A carroça antes dos bois


A dolarização, com ou sem a fixação do câmbio, se transformou em vedete na discussão sobre políticas de estabilização.

O raciocínio apresentado por seus defensores apela à resistência da inflação para baixo no Brasil — o que estaria confirmando sua característica inercial —, e à impossível e perigosa sustentação de uma política fortemente contracionista por muito mais tempo — já que não há evidência histórica de queda abrupta da inflação sem medidas de impacto que criem âncoras nominais.

Alega-se ademais que já existem condições propícias para a dolarização: a inflação se estabilizou, as reservas estão aumentando, o dólar paralelo está deprimido, o ajuste fiscal, ainda que apenas de caixa, já é uma realidade, e a comunidade internacional está se acertando com o Brasil.
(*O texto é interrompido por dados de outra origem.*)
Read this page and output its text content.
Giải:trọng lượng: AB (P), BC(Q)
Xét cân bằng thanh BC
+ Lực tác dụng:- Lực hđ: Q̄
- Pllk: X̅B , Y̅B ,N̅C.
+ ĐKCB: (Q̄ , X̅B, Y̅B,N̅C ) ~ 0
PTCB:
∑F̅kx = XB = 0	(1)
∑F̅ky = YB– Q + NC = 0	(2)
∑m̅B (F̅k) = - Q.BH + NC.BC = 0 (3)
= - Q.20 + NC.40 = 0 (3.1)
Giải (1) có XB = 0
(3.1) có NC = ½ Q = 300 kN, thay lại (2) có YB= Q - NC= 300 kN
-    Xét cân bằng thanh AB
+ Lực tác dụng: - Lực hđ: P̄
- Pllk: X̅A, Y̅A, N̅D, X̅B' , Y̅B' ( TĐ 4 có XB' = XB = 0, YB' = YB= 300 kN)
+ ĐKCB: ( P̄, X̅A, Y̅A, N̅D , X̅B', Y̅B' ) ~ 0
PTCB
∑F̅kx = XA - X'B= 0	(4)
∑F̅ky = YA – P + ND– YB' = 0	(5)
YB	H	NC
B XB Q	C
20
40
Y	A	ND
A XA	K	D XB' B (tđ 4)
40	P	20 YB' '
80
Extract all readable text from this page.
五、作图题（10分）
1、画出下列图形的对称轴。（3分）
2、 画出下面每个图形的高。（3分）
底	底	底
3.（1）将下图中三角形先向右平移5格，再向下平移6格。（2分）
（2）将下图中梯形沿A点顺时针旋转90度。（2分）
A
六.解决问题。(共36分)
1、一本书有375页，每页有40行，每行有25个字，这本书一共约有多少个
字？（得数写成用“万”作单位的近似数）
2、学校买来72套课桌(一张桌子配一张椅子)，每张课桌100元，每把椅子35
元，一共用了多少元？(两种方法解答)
Infelizmente, essa alternativa poderia ser mais uma aventura. A indexação ao dólar poderia ejetara economia na hiperinflação, pois as expectativas quanto à sua cotação são altamente voláteis. Hoje, os indexadores atuam "ex post", ou seja, apura-se a inflação, para depois ser repassada aos preços; com a dolarização, os processos de indexação seriam fortemente acelerados, tornando-se quase instantâneos, senão "ex ante" ou seja, antecipados pelas expectativas em relação ao preço do dólar paralelo. Cumpre notar que a economia brasileira é fechada, o que tem evitado a dolarização natural, e seria arriscado destruir essa válvula de segurança com a indexação ao dólar.

A administração da taxa cambial no Brasil já foi tentada no passado e não resultou em impactos positivos na inflação, mas apenas em crises cambiais. Além disso, o volume de reservas está aumentando, mas ainda se situa em níveis inferiores a 3% do PIB, o que não concede um mínimo de credibilidade a qualquer tentativa de fixação da taxa cambial.

O que falta no Brasil não é um truque de passagem de uma trajetória de inflação alta para outra mais baixa. O busilis do problema se encontra nas reformas estruturais, sem as quais a estabilidade jamais será alcançada.

O ajuste fiscal é de caixa apenas. O setor público acha-se comprimido artificialmente e denota um enorme déficit potencial caso as atividades públicas atinjam patamares minimamente compatíveis com uma trajetória de crescimento. Faltam ainda a reforma tributária, a definição das atribuições nos vários níveis de governo, a reforma previdenciária, um novo modelo para a administração pública, maior agressividade na privatização, um processo mais ordenado de abertura ao exterior e uma política industrial.

Depois disso tudo pode-se até pensar na dolarização. Antes, é apenas uma cortina de fumaça.



Marcos Cintra Cavalcanti de Albuquerque, doutor em Economia pela Universidade de Harvard (EUA).